Fresh capital of close to 900 billion euros for EU banks is needed to reassure investors, according to a report by a trio of respected academics: Sascha Steffen, head of the research department at the Center for European Economic Research (ZEW); Viral Acharya, professor of finance at NYU's Stern School of Business and Diane Pierret, assistant professor at the University of Lausanne.

However, it has become near-impossible to raise capital this year in Europe. The amount raised by European banks this year so far is 73 percent less than at the same time in 2015, according to Dealogic figures.

Earnings, earnings, earnings

This earnings season has, so far, painted a picture of a sector in trouble. As a sector, banks are reducing headcount and many are selling off less profitable parts of their business. Yet investors are not convinced that this process is happening quickly enough to address the problems, such as low-to-negative interest rates hurting profits.

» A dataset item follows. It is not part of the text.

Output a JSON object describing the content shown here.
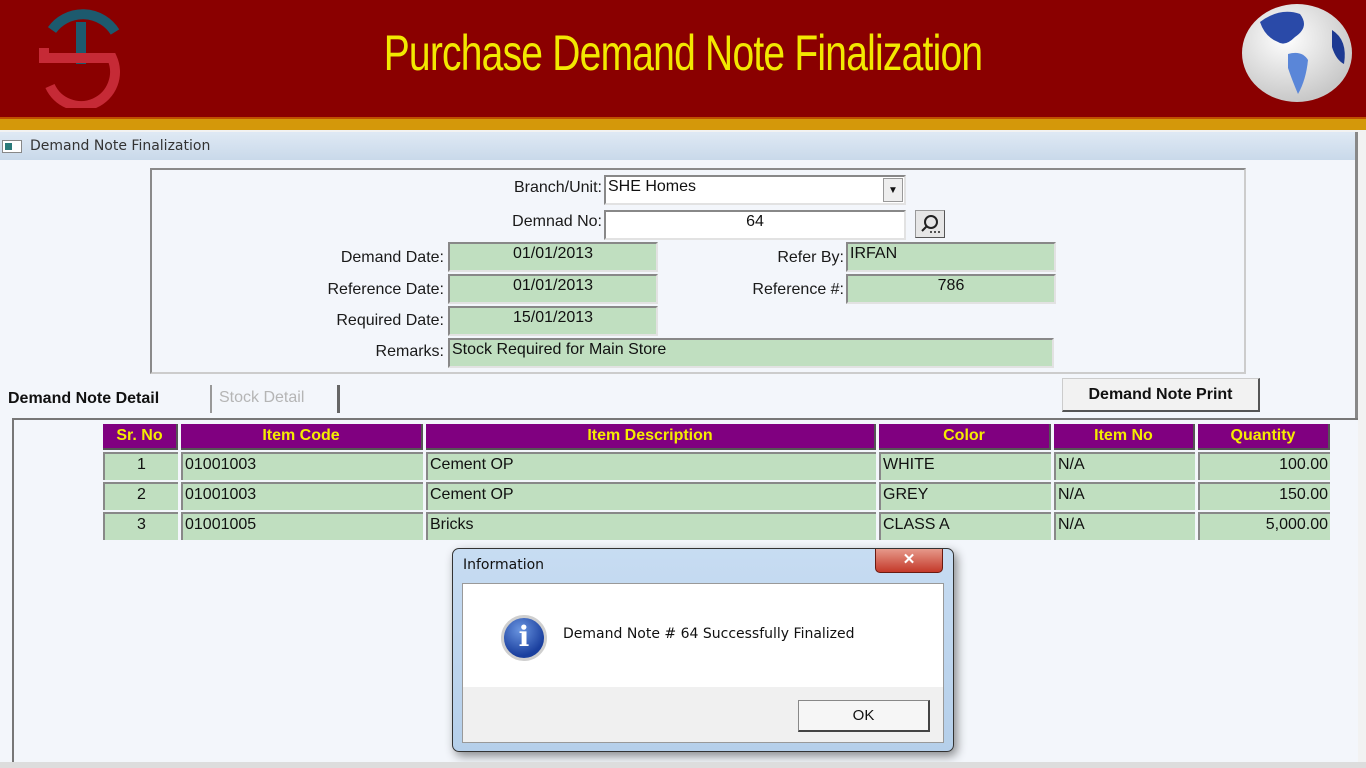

"All European banks are, to varying degrees, exposed to income and profitability pressures for a longer period," Carola Schuler, managing director at Moody's, told CNBC.

The tests may not have been stressful enough

While the tests ran banks' balance sheets through scenarios including a 7.1 percent drop in gross domestic product, and a collapse in the real estate market, they did not test for some of the potentially biggest medium term stresses on the sector in real life - including the departure of the U.K. from the European Union, known as Brexit, or a prolonged period of negative interest rates.